Ex-US Intelligence Head: WHO Report on COVID-19 Origin 'Disingenuous'
W.H.O. investigators also said Chinese officials waited far too long - over a year, to be exact - before conducting antibody tests on a group of about 90 hospital patients in central China who reported symptoms similar to the Chinese coronavirus before the outbreak officially began in Wuhan.
Tedros Adhanom Ghebreyesus says the number of reported cases of globally has declined for the fourth week in a row, and the number of deaths also fell for the second consecutive week.
Tedros said members of a World Health Organization expert mission who recently visited China to investigate the possible source of the outbreak would publish a summary of their findings next week. "We haven't looked at the data specifically ourselves, so we'd like to do that", Psaki said.
Peter Daszak and Thea Fischer, members of the World Health Organization team tasked with investigating the origins of the coronavirus disease, sit in a auto at Wuhan Institute of Virology in Wuhan, China, Feb. 2, 2021.
He said World Health Organization released a case reporting form that would allow more data to be collected on long COVID in a standardised way.
He said, "Today, I am inviting everyone to join me in the call to share technology so we can produce vaccines for the world and share them equitably".
Beijing has repeatedly floated the theory that the virus was brought to China through packaging on cold chain products like imported frozen seafood, linking these to recent domestic outbreaks. "So then, you know, the interpretation of that data becomes more limited from our point of view, although the other side might see it as being quite good".

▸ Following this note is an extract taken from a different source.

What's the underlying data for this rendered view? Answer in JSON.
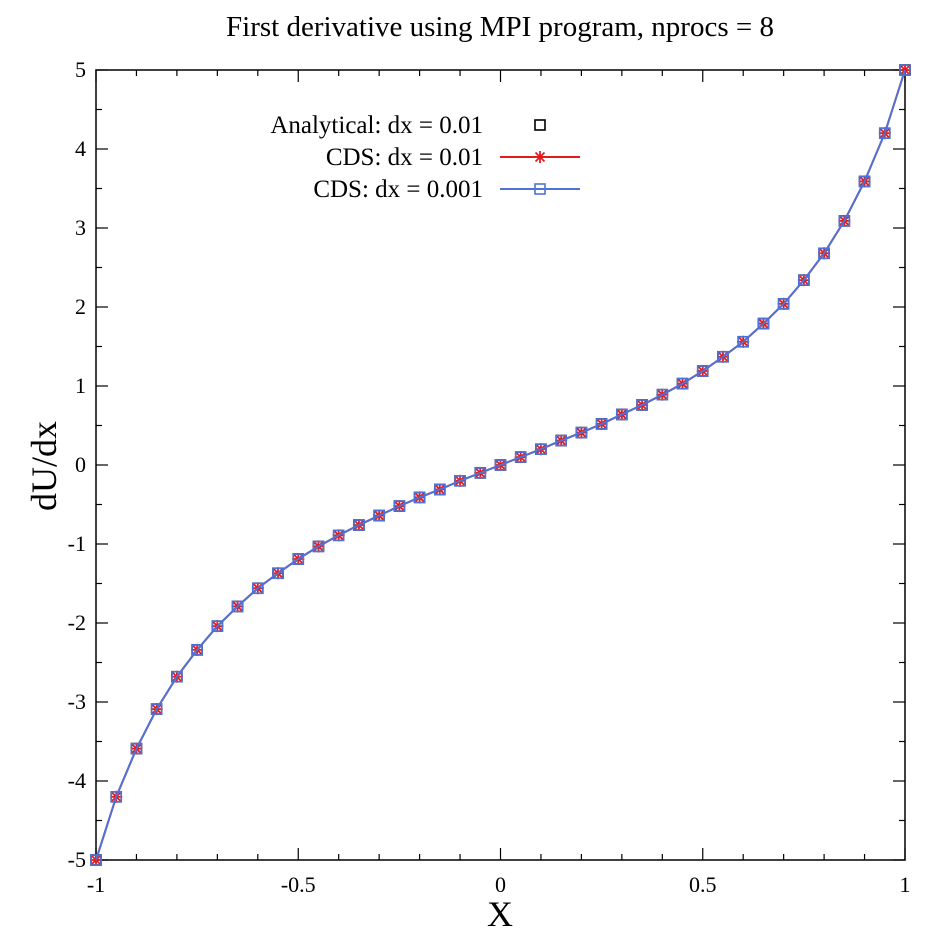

When pressed on why the mission did not believe a lab could have been the source, Peter Ben Embarek, the mission's head, told Friday's briefing that scientists from labs in Wuhan had told his team they didn't have it.
The WHO chief pointed out again that this mission would not find all the answers, but it has provided important information that "takes people closer to understanding the origins of the virus".
The administration of former U.S. president Donald Trump said it believed the virus may have escaped from a lab in the Chinese city of Wuhan.
He said the laboratory theory was "not in the hypotheses that we will suggest for future studies".
However, she conceded that experts "should really go and search for evidence of earlier circulation".
The origins of the coronavirus pandemic, which first emerged in Wuhan in late 2019, are highly politicized, with China pushing the idea that the virus has roots outside its borders.
Worldwide experts investigating the origins of Covid-19 have all but dismissed a theory that the virus came from a laboratory in China.